„Sophias Träume – Die Farben der Schönheit“ von Corina Bomann

Frauen Historie Roman

Information

Verlag: Ullstein
ISBN: 978-3864931178
Seitenzahl: 576 Seiten
Format: Taschenbuch, eBook, Hörbuch.

Diese Rezension bezieht sich auf das Taschenbuch.

Das Buch in einem Satz:
Wenn man alles verloren hat, dann kann man nur noch einmal von vorne anfangen, um sein Glück zu finden.

Dies ist nun der 2. Band der Farben-Trilogie von Corina Bomann. Wer sich nochmal die Rezension des ersten Bandes durchlesen mag, der findet diese hier.

Ich habe dem Buch sehr entgegengefiebert, denn der erste Band hörte mit einem bösen Cliffhänger auf.

Sofort wieder drin

Band 2 steigt ohne Umschweife in die Fortsetzung der Handlung ein. Im Laufe der Geschichte bekommt man immer wieder kleine Brocken der Vorgeschichte hingeworfen, so dass man schnell wieder alles auf dem Schirm hat, was im vorherigen Band geschehen ist.
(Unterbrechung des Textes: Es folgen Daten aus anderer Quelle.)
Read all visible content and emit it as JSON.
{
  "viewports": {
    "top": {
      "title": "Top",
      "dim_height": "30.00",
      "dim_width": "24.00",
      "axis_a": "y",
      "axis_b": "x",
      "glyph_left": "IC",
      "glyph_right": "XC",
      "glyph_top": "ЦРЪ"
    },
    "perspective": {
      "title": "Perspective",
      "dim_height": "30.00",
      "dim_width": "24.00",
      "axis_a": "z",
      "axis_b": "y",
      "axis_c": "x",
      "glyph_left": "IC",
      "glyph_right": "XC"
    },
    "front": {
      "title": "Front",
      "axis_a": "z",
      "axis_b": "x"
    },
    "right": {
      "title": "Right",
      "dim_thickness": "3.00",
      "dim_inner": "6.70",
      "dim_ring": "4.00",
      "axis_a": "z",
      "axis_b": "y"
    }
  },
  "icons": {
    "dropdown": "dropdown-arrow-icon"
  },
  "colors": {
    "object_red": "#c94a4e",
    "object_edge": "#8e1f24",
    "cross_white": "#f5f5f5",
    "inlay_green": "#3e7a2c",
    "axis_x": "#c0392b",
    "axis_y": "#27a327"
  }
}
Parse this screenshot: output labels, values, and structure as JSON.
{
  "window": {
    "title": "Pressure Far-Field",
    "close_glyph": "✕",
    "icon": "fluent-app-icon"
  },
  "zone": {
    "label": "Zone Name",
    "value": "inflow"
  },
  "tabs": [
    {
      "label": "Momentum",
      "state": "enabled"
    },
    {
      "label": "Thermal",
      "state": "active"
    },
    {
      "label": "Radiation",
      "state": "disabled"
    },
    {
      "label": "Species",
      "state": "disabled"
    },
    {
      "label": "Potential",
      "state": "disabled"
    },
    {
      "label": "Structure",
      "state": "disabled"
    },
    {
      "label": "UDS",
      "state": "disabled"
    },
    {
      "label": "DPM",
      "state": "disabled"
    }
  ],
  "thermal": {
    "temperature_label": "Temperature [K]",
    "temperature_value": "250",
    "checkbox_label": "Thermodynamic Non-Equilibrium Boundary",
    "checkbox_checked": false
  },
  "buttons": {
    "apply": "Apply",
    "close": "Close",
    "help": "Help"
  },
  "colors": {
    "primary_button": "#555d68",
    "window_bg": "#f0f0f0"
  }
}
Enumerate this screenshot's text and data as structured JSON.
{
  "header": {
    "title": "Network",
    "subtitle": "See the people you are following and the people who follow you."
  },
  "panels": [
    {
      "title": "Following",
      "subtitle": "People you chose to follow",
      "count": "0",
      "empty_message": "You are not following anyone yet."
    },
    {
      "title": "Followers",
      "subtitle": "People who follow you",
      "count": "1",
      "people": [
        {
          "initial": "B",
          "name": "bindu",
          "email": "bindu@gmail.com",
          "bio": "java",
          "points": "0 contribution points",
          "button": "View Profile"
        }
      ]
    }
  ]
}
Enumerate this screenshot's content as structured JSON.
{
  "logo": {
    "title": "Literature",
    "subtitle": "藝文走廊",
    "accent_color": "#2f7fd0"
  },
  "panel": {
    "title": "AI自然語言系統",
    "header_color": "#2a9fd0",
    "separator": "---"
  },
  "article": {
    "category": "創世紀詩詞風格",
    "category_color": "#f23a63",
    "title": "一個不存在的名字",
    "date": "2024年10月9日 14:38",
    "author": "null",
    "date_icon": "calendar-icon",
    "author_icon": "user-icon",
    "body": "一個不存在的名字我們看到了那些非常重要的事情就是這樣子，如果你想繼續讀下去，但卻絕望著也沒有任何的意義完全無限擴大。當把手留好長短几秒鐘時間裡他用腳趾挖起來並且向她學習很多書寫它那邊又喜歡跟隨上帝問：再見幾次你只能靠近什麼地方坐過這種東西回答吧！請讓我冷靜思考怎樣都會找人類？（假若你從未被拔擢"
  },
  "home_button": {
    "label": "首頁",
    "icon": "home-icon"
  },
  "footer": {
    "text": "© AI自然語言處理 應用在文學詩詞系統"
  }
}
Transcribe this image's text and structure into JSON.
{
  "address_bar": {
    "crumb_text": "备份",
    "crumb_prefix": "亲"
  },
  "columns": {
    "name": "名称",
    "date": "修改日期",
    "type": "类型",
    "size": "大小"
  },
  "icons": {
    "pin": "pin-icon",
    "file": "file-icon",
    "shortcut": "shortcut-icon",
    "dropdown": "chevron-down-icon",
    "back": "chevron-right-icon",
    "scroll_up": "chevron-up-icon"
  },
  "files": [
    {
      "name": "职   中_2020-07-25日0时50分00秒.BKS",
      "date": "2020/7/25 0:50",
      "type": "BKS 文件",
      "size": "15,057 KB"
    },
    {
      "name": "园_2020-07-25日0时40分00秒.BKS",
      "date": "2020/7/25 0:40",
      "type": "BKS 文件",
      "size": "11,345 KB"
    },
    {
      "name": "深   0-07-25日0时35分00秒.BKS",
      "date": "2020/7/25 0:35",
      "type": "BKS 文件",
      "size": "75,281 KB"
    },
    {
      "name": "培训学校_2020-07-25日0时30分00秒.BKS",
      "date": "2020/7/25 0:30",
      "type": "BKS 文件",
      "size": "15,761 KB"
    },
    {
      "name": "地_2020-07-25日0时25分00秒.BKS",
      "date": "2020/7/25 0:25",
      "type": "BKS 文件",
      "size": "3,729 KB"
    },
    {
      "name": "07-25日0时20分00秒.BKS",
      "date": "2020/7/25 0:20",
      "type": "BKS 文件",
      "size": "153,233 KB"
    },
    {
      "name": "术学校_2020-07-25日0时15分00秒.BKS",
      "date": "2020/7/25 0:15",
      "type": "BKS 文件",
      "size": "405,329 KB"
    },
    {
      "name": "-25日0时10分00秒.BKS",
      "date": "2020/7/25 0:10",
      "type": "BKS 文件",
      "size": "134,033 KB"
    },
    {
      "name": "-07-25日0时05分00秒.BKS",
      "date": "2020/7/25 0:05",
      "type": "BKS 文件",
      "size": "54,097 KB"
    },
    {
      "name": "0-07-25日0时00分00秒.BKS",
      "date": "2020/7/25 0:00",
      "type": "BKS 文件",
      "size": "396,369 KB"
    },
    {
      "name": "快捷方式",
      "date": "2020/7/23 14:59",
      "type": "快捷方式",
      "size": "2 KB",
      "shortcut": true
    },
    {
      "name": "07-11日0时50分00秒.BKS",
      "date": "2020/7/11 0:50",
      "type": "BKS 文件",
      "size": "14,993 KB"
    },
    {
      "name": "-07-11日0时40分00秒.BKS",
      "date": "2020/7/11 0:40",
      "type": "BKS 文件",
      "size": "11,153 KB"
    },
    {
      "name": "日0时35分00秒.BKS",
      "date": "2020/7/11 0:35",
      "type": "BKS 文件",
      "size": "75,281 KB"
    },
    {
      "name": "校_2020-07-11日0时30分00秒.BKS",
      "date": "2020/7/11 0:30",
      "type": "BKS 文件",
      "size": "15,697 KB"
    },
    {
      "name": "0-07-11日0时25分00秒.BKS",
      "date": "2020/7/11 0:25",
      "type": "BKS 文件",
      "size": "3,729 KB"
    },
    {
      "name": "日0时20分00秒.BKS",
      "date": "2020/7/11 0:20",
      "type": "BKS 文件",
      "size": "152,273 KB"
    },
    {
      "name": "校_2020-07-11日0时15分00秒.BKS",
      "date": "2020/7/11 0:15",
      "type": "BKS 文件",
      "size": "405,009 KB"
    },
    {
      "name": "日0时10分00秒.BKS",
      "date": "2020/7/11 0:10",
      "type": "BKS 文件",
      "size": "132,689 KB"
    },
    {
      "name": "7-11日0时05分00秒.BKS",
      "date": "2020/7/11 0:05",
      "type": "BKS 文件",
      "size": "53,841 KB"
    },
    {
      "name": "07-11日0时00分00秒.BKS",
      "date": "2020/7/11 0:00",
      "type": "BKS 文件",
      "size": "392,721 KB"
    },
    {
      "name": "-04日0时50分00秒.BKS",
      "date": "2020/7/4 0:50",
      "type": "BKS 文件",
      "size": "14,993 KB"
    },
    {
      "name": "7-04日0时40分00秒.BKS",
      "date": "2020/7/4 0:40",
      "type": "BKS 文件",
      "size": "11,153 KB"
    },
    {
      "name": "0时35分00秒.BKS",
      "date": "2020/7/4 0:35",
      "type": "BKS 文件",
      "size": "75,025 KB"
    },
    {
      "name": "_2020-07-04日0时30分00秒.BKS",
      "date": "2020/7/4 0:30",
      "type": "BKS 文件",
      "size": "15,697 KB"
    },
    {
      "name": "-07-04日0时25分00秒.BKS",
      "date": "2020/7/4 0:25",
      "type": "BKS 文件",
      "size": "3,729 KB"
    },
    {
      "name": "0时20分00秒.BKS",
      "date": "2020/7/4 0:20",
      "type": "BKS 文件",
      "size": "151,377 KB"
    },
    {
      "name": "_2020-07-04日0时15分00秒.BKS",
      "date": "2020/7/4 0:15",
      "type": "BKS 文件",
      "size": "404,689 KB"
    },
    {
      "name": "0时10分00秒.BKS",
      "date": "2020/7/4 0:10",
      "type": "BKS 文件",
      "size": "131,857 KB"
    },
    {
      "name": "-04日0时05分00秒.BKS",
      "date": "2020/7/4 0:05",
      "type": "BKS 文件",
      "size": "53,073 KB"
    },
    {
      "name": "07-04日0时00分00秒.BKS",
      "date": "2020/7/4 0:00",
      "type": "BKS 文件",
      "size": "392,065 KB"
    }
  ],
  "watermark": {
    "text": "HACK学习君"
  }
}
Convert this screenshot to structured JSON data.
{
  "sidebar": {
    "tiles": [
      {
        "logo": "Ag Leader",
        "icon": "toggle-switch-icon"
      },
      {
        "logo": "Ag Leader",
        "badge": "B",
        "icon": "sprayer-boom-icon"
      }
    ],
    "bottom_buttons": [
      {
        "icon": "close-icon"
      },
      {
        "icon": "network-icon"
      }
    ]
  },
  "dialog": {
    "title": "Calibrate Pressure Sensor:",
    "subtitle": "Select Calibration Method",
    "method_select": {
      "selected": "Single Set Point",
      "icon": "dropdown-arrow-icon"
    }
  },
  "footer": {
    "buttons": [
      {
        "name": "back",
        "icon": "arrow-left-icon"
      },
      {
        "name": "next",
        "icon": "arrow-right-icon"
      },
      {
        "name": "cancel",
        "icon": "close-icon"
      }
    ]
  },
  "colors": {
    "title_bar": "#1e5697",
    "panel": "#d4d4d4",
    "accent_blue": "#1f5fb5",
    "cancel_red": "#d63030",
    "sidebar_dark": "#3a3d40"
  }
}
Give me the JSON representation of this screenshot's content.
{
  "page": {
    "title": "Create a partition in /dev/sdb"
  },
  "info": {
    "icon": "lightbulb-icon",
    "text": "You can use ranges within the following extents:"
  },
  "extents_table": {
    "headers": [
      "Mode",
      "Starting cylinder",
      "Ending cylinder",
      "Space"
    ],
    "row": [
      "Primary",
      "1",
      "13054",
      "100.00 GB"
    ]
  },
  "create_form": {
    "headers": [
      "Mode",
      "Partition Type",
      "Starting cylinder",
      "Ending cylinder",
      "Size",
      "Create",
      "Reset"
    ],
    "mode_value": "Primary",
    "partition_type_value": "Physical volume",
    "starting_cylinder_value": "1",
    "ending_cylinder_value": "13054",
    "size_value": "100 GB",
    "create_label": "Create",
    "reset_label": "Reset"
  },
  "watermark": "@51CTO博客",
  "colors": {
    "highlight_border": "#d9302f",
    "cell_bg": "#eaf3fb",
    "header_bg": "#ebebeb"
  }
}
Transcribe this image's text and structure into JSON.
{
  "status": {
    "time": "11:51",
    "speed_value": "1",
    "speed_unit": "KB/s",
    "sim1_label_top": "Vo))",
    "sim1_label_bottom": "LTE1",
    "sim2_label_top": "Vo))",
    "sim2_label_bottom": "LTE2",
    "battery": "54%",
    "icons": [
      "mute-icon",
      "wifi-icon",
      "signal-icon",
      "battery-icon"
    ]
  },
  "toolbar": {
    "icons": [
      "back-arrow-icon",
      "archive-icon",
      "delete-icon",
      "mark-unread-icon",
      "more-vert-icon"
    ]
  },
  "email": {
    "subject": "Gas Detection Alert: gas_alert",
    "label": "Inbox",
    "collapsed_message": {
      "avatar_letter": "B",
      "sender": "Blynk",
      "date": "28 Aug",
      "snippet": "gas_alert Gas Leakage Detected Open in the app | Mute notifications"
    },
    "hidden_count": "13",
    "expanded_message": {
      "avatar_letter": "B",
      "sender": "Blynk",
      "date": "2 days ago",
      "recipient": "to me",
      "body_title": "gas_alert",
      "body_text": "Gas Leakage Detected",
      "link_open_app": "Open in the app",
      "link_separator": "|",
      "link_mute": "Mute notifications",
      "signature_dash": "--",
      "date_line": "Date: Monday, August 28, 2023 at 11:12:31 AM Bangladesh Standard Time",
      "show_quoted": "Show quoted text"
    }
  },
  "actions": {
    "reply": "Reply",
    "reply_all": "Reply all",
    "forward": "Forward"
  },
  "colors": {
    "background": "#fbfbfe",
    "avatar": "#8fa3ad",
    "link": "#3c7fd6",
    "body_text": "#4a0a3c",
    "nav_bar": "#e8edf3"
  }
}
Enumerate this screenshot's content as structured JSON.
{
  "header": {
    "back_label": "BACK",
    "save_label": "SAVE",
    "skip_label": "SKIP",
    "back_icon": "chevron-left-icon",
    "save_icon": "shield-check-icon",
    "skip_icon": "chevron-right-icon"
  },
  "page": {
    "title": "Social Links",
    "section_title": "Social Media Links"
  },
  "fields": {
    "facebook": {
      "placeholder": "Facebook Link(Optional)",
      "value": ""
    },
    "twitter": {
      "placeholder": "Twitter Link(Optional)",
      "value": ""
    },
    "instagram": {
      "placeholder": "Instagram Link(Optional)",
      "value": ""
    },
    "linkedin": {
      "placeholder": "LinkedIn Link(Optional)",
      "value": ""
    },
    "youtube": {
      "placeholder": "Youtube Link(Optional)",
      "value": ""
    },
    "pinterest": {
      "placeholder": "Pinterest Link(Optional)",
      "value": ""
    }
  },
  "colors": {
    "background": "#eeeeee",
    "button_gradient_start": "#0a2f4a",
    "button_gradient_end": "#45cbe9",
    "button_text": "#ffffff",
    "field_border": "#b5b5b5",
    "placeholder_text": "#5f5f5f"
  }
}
So finde ich schnell wieder in Sophias Geschichte rein.

Die Protagonisten ändern sich im Großen und Ganzen nicht, alle sind noch da, die man im ersten Band schon liebgewonnen hat.

Ich möchte gar nicht so viel spoilern, deswegen wird diese Rezension ein wenig kürzer ausfallen.

Schicksal is a Bitch

Ich verrate nur soviel. Es gibt einige Wendungen im Buch. Einige, mit denen ich gerechnet habe, weil sie einfach in die Handlung perfekt passten, andere waren eher erstaunlich und nicht so durchsichtig.

Trotz Vorhersehbarkeit baut sich eine Spannung auf, die mich das Buch hat in Windeseile durchlesen lassen. Für Sophia läuft natürlich nicht alles rund. Das Schicksal ist immer wieder gemein zu ihr, dennoch verliert sie nie ihre Zuversicht.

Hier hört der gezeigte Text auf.